FXstreet.com (Barcelona) - Derek Halpenny, European Head of Global Markets Research at the Bank of Tokyo Mitsubishi UFJ notes that increased volatility was notable so far today during the Asian trading session with the Japanese yen joining the dollar in strengthening as risk aversion takes hold.

He notes that although Chairman Bernanke gave a dovish slant in his JEC testimony by stressing the risks associated with a premature end to QE3, there was also nothing in his testimony to contradict the growing market belief that QE3 may start to be tapered later this year, possibly in September or October. Halpenny sees that the FOMC minutes, released after that, then revealed “a number of participants” would consider starting tapering at the next meeting which led to a 14bp spike in US Treasury yields yesterday with the 10-year yield breaking back above the 2.00% mark. He adds, “The JGB 10-year yield then surged and hit the 1.0% level today but has since retraced as Japanese equity markets plunge.”

Further, he notes that the Nikkei 225 closed 7.3% down on the day with all sectors sharply lower on the day – the Financial Index is 10% lower in part over the increased volatility in the JGB market. He writes, “We all really shouldn’t be too surprised with this. The decision of the BOJ to undertake such an unprecedented amount of asset purchases is inevitably going to result in increased volatility. The Nikkei 225 is 80% higher since mid November 2012 when the speculation about policy changes in Japan intensified. Massive gains on this scale will not be without episodes of volatility as market players lock in profits.”

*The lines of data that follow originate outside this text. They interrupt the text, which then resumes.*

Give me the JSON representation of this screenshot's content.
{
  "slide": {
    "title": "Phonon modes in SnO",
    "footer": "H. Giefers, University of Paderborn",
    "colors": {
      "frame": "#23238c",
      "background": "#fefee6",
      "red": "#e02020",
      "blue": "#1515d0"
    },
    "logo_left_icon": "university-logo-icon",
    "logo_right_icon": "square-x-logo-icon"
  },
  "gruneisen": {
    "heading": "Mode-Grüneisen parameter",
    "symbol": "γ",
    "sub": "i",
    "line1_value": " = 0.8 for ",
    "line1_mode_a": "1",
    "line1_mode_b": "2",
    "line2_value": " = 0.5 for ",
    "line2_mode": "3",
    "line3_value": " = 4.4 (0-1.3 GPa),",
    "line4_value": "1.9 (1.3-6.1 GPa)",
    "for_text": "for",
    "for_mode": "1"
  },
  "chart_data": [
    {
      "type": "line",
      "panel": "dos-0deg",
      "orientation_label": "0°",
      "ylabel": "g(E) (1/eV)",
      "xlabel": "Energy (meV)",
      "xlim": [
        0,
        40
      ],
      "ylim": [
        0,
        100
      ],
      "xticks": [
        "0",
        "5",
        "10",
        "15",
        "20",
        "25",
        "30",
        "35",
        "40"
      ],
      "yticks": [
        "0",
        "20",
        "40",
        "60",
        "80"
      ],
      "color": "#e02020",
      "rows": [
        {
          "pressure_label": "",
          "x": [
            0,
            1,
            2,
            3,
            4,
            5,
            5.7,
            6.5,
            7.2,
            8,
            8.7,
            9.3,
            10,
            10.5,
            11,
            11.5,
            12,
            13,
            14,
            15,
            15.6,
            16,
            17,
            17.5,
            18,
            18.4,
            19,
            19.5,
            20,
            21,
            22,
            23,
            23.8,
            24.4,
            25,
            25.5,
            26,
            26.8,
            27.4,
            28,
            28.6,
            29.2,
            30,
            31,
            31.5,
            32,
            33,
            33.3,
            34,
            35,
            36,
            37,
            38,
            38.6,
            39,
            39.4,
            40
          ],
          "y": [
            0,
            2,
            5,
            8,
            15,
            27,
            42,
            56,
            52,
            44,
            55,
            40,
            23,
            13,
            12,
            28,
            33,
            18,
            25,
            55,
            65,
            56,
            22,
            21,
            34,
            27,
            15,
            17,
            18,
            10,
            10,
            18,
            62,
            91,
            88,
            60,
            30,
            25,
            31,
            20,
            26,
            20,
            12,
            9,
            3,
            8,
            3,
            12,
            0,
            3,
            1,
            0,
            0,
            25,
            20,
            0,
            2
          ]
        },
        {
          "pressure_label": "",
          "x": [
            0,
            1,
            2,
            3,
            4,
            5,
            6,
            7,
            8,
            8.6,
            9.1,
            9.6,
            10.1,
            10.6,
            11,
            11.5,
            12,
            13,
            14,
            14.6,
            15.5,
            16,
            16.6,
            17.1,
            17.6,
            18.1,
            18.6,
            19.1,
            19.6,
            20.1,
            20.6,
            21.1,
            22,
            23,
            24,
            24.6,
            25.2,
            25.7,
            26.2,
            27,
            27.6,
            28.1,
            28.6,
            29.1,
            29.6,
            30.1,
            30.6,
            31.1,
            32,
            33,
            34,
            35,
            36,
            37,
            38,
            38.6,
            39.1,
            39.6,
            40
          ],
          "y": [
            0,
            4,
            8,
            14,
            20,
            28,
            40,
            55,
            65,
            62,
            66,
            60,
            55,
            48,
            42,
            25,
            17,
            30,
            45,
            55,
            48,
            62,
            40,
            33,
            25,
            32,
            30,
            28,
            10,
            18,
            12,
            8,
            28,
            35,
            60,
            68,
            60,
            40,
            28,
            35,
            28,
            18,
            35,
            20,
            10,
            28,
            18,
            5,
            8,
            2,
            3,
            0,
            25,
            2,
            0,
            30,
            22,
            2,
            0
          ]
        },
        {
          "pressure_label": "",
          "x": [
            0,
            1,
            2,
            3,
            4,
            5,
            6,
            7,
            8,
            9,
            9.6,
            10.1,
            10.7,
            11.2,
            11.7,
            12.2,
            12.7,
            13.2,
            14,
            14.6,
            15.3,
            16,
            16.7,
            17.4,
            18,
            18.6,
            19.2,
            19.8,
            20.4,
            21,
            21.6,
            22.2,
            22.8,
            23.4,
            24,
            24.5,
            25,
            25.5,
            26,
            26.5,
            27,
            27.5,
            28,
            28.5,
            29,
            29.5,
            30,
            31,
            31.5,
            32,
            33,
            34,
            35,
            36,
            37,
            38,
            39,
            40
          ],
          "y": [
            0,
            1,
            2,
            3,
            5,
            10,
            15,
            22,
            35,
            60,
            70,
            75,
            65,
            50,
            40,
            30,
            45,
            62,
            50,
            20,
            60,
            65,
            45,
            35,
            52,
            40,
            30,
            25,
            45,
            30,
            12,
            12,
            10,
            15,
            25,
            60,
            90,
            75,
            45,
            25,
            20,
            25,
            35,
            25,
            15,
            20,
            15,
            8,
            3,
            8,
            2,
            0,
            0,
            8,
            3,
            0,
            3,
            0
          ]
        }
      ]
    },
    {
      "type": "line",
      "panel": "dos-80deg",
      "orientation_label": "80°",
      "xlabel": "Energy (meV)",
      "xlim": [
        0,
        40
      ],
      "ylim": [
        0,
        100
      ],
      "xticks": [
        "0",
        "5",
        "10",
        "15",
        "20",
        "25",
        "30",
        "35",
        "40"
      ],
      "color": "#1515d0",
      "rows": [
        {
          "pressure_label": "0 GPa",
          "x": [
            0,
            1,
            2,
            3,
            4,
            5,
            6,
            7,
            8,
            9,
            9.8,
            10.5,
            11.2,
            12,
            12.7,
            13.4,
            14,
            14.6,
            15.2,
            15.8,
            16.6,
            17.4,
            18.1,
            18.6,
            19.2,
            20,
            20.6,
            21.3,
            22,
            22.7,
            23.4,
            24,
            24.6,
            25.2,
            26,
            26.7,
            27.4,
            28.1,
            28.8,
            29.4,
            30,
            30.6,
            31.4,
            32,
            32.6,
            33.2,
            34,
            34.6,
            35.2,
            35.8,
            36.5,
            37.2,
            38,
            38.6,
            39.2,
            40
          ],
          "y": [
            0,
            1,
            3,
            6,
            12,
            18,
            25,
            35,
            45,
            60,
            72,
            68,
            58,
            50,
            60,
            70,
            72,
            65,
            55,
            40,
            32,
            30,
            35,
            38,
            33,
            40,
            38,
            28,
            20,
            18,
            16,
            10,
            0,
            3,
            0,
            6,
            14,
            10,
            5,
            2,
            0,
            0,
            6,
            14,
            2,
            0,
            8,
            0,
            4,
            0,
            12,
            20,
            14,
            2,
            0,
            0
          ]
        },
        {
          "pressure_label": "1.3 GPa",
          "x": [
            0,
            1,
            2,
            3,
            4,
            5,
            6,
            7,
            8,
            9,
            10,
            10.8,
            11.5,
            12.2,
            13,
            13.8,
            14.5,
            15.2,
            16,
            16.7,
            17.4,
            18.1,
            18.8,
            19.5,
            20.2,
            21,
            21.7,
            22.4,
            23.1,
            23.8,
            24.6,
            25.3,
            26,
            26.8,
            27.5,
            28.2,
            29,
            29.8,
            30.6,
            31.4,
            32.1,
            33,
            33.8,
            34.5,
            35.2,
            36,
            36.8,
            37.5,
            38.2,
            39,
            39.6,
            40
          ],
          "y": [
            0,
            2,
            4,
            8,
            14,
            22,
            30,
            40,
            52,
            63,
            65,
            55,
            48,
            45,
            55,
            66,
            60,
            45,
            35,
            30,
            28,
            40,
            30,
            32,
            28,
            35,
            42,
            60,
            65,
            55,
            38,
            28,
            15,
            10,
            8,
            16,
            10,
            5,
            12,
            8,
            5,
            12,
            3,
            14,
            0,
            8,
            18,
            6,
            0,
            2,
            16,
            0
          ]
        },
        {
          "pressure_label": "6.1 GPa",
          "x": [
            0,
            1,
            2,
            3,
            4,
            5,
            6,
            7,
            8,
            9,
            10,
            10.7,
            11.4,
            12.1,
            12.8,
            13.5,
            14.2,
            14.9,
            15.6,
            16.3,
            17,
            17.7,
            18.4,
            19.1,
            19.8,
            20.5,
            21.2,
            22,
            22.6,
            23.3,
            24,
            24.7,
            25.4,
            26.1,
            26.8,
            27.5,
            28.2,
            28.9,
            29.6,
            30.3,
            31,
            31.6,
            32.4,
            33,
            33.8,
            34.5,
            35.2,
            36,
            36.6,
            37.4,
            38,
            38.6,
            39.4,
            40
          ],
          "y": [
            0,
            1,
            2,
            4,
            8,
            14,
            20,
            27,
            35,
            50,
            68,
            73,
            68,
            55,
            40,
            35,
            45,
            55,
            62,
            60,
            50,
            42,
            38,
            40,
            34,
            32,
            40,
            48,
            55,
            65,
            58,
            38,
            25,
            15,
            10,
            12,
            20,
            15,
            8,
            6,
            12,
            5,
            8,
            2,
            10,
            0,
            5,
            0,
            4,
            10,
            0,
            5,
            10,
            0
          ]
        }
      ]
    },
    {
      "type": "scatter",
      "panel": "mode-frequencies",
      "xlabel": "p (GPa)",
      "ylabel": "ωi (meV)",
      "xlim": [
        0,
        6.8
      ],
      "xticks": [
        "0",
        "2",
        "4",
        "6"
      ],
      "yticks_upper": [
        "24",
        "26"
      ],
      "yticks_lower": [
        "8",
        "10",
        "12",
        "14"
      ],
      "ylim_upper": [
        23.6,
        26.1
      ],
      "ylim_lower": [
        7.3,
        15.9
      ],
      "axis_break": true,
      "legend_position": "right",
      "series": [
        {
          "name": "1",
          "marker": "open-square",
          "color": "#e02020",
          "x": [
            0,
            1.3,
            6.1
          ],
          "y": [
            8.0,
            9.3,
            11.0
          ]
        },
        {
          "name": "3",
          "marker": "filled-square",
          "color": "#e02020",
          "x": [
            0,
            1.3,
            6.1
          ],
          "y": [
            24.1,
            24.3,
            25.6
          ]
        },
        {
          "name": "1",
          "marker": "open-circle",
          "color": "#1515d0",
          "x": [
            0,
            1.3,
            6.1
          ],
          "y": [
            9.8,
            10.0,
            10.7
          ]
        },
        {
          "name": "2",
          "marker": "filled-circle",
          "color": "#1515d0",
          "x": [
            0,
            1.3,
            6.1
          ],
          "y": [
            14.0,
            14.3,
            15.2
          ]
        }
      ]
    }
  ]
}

He also believes that there are certainly implications for the yen also in that foreign investors over the same period have bought just over JPY 10trn worth of Japanese equities – with these purchases probably close to fully hedged, any sharp declines in the value of these holdings would leave foreign investors overhedged, resulting in the unwind of yen short positions. He writes, “Add to that the fact that increased volatility doesn’t help risk appetite and we may continue to see limited evidence of capital outflows from Japan. The latest weekly cross-border flow data to 17th May, released today, showed a net portfolio inflow to Japan totalling JPY 2,231bn. This upturn in volatility leaves the yen vulnerable to further near-term strength.”